Decorria o ano de 2001 quando a saudosa Íman Edições
publicou “Inferno”. Autores: Maria Velho da Costa e António Cabrita. Em
prefácio explicava-se que o texto resultara de uma «encomenda que ficou por
cumprir: retratar numa trilogia cinematográfica, que se desdobraria em série
televisiva, o estro, a aventura e o acinte de Camilo Castelo Branco». E que
estro! E que aventura! Uma cronologia apensa aos três episódios dava conta, a
quem desconhecesse, das linhas pelas quais a vida de Camilo foi sendo costurada:
filho de pais incógnitos, ficou ao cuidado de uma tia depois de perder o pai com
apenas 10 anos de idade. Aos 16 anos abrem-se-lhe as portas do amor e foi um
ver se te avias de paixões assolapadas, raptos, fugas, perseguições, cenas de
porrada, enamoramentos, prisões, processos, viuvezes, filhos perdidos, flirts,
escândalos, polémicas, adultérios. Até um filho louco aparece pelo meio. Nos
entretantos, uma vida literária impressionantemente prolixa. Tope-se: só entre
1862 e 1866, em 4 anos de vida, foram 33 títulos, dos quais 18 eram romances.
Do argumento em causa, a certa altura do primeiro episódio:
ANA
Os livros têm sido a tua vida. Desfazeres-te…
CAMILO
A minha vida tem sido o negócio dos livros.
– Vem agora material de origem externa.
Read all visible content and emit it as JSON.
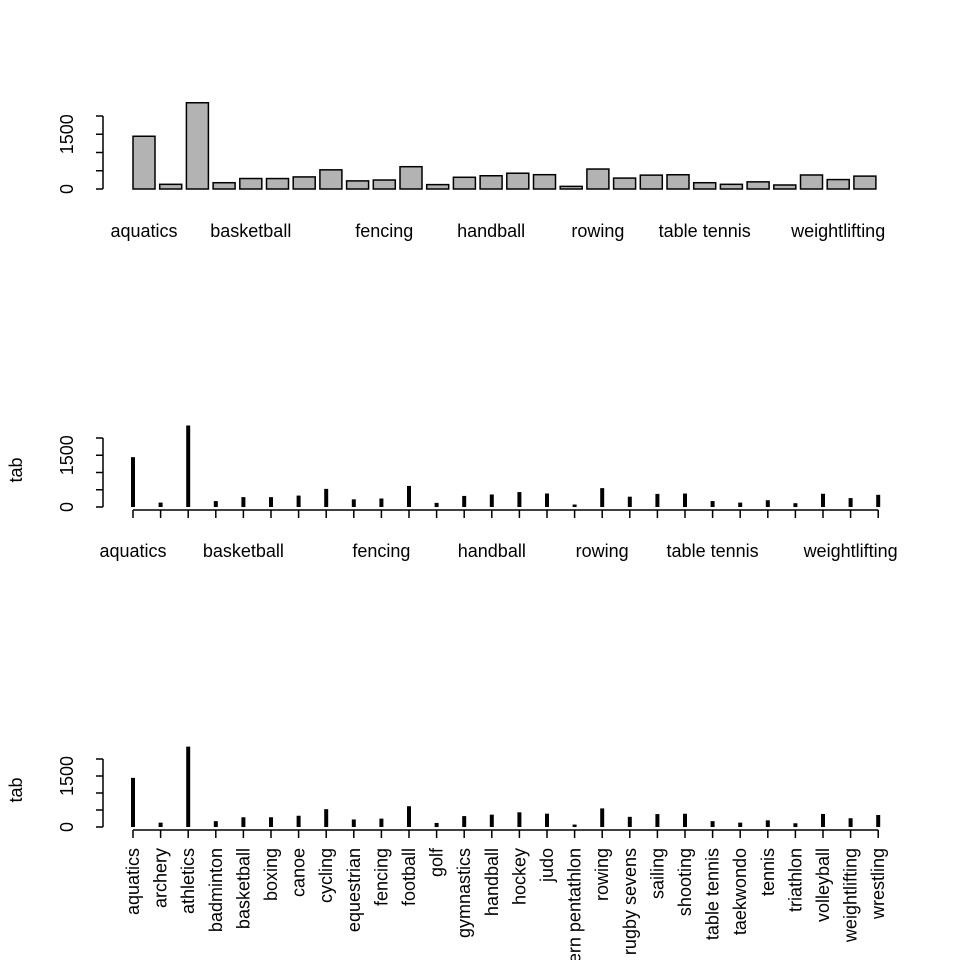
{
  "chart_data": [
    {
      "type": "bar",
      "ylabel": "",
      "ylim": [
        0,
        2000
      ],
      "y_ticks": [
        0,
        500,
        1000,
        1500,
        2000
      ],
      "y_tick_labels": [
        "0",
        "1500"
      ],
      "bar_color": "#b3b3b3"
    },
    {
      "type": "bar",
      "style": "spike",
      "ylabel": "tab",
      "ylim": [
        0,
        2000
      ],
      "y_ticks": [
        0,
        500,
        1000,
        1500,
        2000
      ],
      "y_tick_labels": [
        "0",
        "1500"
      ]
    },
    {
      "type": "bar",
      "style": "spike",
      "ylabel": "tab",
      "ylim": [
        0,
        2000
      ],
      "y_ticks": [
        0,
        500,
        1000,
        1500,
        2000
      ],
      "y_tick_labels": [
        "0",
        "1500"
      ],
      "x_labels_rotated": true
    }
  ],
  "categories": [
    "aquatics",
    "archery",
    "athletics",
    "badminton",
    "basketball",
    "boxing",
    "canoe",
    "cycling",
    "equestrian",
    "fencing",
    "football",
    "golf",
    "gymnastics",
    "handball",
    "hockey",
    "judo",
    "modern pentathlon",
    "rowing",
    "rugby sevens",
    "sailing",
    "shooting",
    "table tennis",
    "taekwondo",
    "tennis",
    "triathlon",
    "volleyball",
    "weightlifting",
    "wrestling"
  ],
  "values": [
    1445,
    128,
    2363,
    172,
    287,
    286,
    331,
    525,
    222,
    246,
    611,
    120,
    321,
    363,
    432,
    392,
    72,
    547,
    299,
    380,
    390,
    172,
    128,
    196,
    110,
    384,
    258,
    353
  ]
}
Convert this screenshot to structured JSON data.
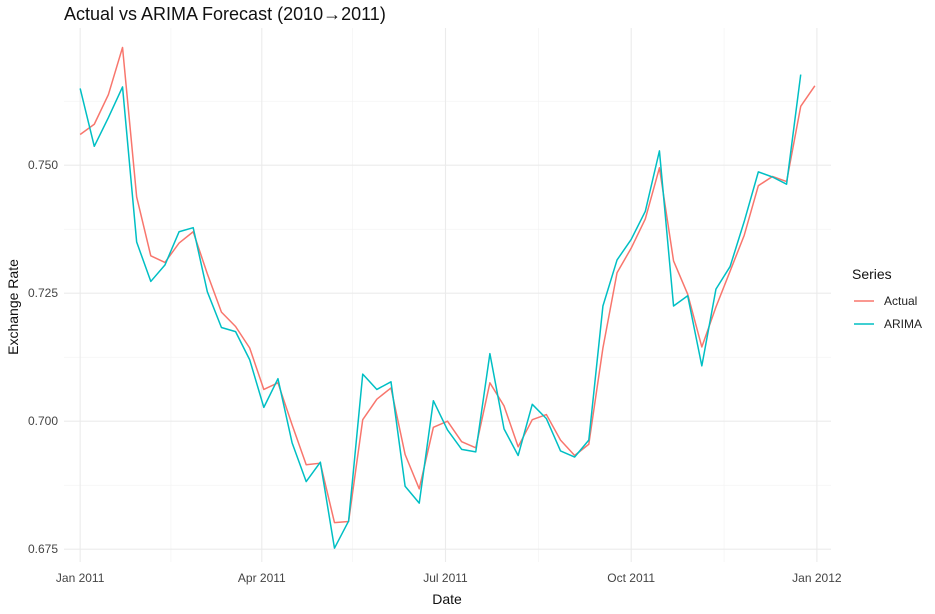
{
  "chart_data": {
    "type": "line",
    "title": "Actual vs ARIMA Forecast (2010→2011)",
    "xlabel": "Date",
    "ylabel": "Exchange Rate",
    "x_type": "date",
    "xlim": [
      "2010-12-24",
      "2012-01-08"
    ],
    "ylim": [
      0.6725,
      0.7768
    ],
    "x_ticks": [
      {
        "date": "2011-01-01",
        "label": "Jan 2011"
      },
      {
        "date": "2011-04-01",
        "label": "Apr 2011"
      },
      {
        "date": "2011-07-01",
        "label": "Jul 2011"
      },
      {
        "date": "2011-10-01",
        "label": "Oct 2011"
      },
      {
        "date": "2012-01-01",
        "label": "Jan 2012"
      }
    ],
    "x_minor": [
      "2011-02-15",
      "2011-05-16",
      "2011-08-16",
      "2011-11-16"
    ],
    "y_ticks": [
      0.675,
      0.7,
      0.725,
      0.75
    ],
    "y_minor": [
      0.6875,
      0.7125,
      0.7375,
      0.7625
    ],
    "grid": true,
    "legend": {
      "title": "Series",
      "position": "right"
    },
    "series": [
      {
        "name": "Actual",
        "color": "#F8766D",
        "points": [
          [
            "2011-01-01",
            0.756
          ],
          [
            "2011-01-08",
            0.758
          ],
          [
            "2011-01-15",
            0.7638
          ],
          [
            "2011-01-22",
            0.773
          ],
          [
            "2011-01-29",
            0.7438
          ],
          [
            "2011-02-05",
            0.7323
          ],
          [
            "2011-02-12",
            0.731
          ],
          [
            "2011-02-19",
            0.7348
          ],
          [
            "2011-02-26",
            0.737
          ],
          [
            "2011-03-05",
            0.7288
          ],
          [
            "2011-03-12",
            0.7213
          ],
          [
            "2011-03-19",
            0.7185
          ],
          [
            "2011-03-26",
            0.7143
          ],
          [
            "2011-04-02",
            0.7062
          ],
          [
            "2011-04-09",
            0.7075
          ],
          [
            "2011-04-16",
            0.6993
          ],
          [
            "2011-04-23",
            0.6915
          ],
          [
            "2011-04-30",
            0.6918
          ],
          [
            "2011-05-07",
            0.6802
          ],
          [
            "2011-05-14",
            0.6804
          ],
          [
            "2011-05-21",
            0.7003
          ],
          [
            "2011-05-28",
            0.7043
          ],
          [
            "2011-06-04",
            0.7065
          ],
          [
            "2011-06-11",
            0.6935
          ],
          [
            "2011-06-18",
            0.6868
          ],
          [
            "2011-06-25",
            0.6988
          ],
          [
            "2011-07-02",
            0.7
          ],
          [
            "2011-07-09",
            0.696
          ],
          [
            "2011-07-16",
            0.6948
          ],
          [
            "2011-07-23",
            0.7075
          ],
          [
            "2011-07-30",
            0.703
          ],
          [
            "2011-08-06",
            0.695
          ],
          [
            "2011-08-13",
            0.7003
          ],
          [
            "2011-08-20",
            0.7013
          ],
          [
            "2011-08-27",
            0.6963
          ],
          [
            "2011-09-03",
            0.6933
          ],
          [
            "2011-09-10",
            0.6955
          ],
          [
            "2011-09-17",
            0.7143
          ],
          [
            "2011-09-24",
            0.729
          ],
          [
            "2011-10-01",
            0.7338
          ],
          [
            "2011-10-08",
            0.7395
          ],
          [
            "2011-10-15",
            0.7495
          ],
          [
            "2011-10-22",
            0.7313
          ],
          [
            "2011-10-29",
            0.7248
          ],
          [
            "2011-11-05",
            0.7145
          ],
          [
            "2011-11-12",
            0.7223
          ],
          [
            "2011-11-19",
            0.7293
          ],
          [
            "2011-11-26",
            0.7363
          ],
          [
            "2011-12-03",
            0.746
          ],
          [
            "2011-12-10",
            0.7478
          ],
          [
            "2011-12-17",
            0.7468
          ],
          [
            "2011-12-24",
            0.7615
          ],
          [
            "2011-12-31",
            0.7655
          ]
        ]
      },
      {
        "name": "ARIMA",
        "color": "#00BFC4",
        "points": [
          [
            "2011-01-01",
            0.765
          ],
          [
            "2011-01-08",
            0.7537
          ],
          [
            "2011-01-15",
            0.7593
          ],
          [
            "2011-01-22",
            0.7653
          ],
          [
            "2011-01-29",
            0.735
          ],
          [
            "2011-02-05",
            0.7273
          ],
          [
            "2011-02-12",
            0.7305
          ],
          [
            "2011-02-19",
            0.737
          ],
          [
            "2011-02-26",
            0.7378
          ],
          [
            "2011-03-05",
            0.7253
          ],
          [
            "2011-03-12",
            0.7183
          ],
          [
            "2011-03-19",
            0.7175
          ],
          [
            "2011-03-26",
            0.712
          ],
          [
            "2011-04-02",
            0.7027
          ],
          [
            "2011-04-09",
            0.7083
          ],
          [
            "2011-04-16",
            0.6958
          ],
          [
            "2011-04-23",
            0.6882
          ],
          [
            "2011-04-30",
            0.692
          ],
          [
            "2011-05-07",
            0.6752
          ],
          [
            "2011-05-14",
            0.6805
          ],
          [
            "2011-05-21",
            0.7092
          ],
          [
            "2011-05-28",
            0.7062
          ],
          [
            "2011-06-04",
            0.7077
          ],
          [
            "2011-06-11",
            0.6873
          ],
          [
            "2011-06-18",
            0.684
          ],
          [
            "2011-06-25",
            0.704
          ],
          [
            "2011-07-02",
            0.6983
          ],
          [
            "2011-07-09",
            0.6945
          ],
          [
            "2011-07-16",
            0.694
          ],
          [
            "2011-07-23",
            0.7132
          ],
          [
            "2011-07-30",
            0.6985
          ],
          [
            "2011-08-06",
            0.6933
          ],
          [
            "2011-08-13",
            0.7033
          ],
          [
            "2011-08-20",
            0.7005
          ],
          [
            "2011-08-27",
            0.6942
          ],
          [
            "2011-09-03",
            0.693
          ],
          [
            "2011-09-10",
            0.6963
          ],
          [
            "2011-09-17",
            0.7225
          ],
          [
            "2011-09-24",
            0.7315
          ],
          [
            "2011-10-01",
            0.7355
          ],
          [
            "2011-10-08",
            0.741
          ],
          [
            "2011-10-15",
            0.7528
          ],
          [
            "2011-10-22",
            0.7225
          ],
          [
            "2011-10-29",
            0.7245
          ],
          [
            "2011-11-05",
            0.7108
          ],
          [
            "2011-11-12",
            0.7258
          ],
          [
            "2011-11-19",
            0.7302
          ],
          [
            "2011-11-26",
            0.739
          ],
          [
            "2011-12-03",
            0.7487
          ],
          [
            "2011-12-10",
            0.7477
          ],
          [
            "2011-12-17",
            0.7463
          ],
          [
            "2011-12-24",
            0.7677
          ]
        ]
      }
    ]
  }
}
Ainda no primeiro episódio, uma cena na Cadeia da Relação,
onde Camilo esteve preso com o famigerado Zé do Telhado:
Vindas do exterior ouvem-se duas vozes que entoam “Queres
a Roda?”
CAMILO
Alívio. Estava crivado de dívidas. (Pausa) Está a
ouvi-los?
ZÉ TO TELHADO
Os dois cegos? Costumam estar ali.
CAMILO
Ouve as moedas na lata?
ZÉ DO TELHADO
A esta distância?
CAMILO
Eu ouço-as, uma a uma. Sabe porquê?
ZÉ DO TELHADO
Não.
CAMILO
A canção é minha.
ZÉ DO TELHADO
O “Queres a Rosa?”
CAMILO
Cada moeda daquelas é-me tirada do bolso.
ZÉ DO TELHADO
Deixe lá os pobres dos cegos, o que não circula não
rende.
CAMILO
É o único ponto que me consola… ainda que não seja de
exclamação.
Camilo Castelo Branco suicidou-se num dia de 1890. Estava cego.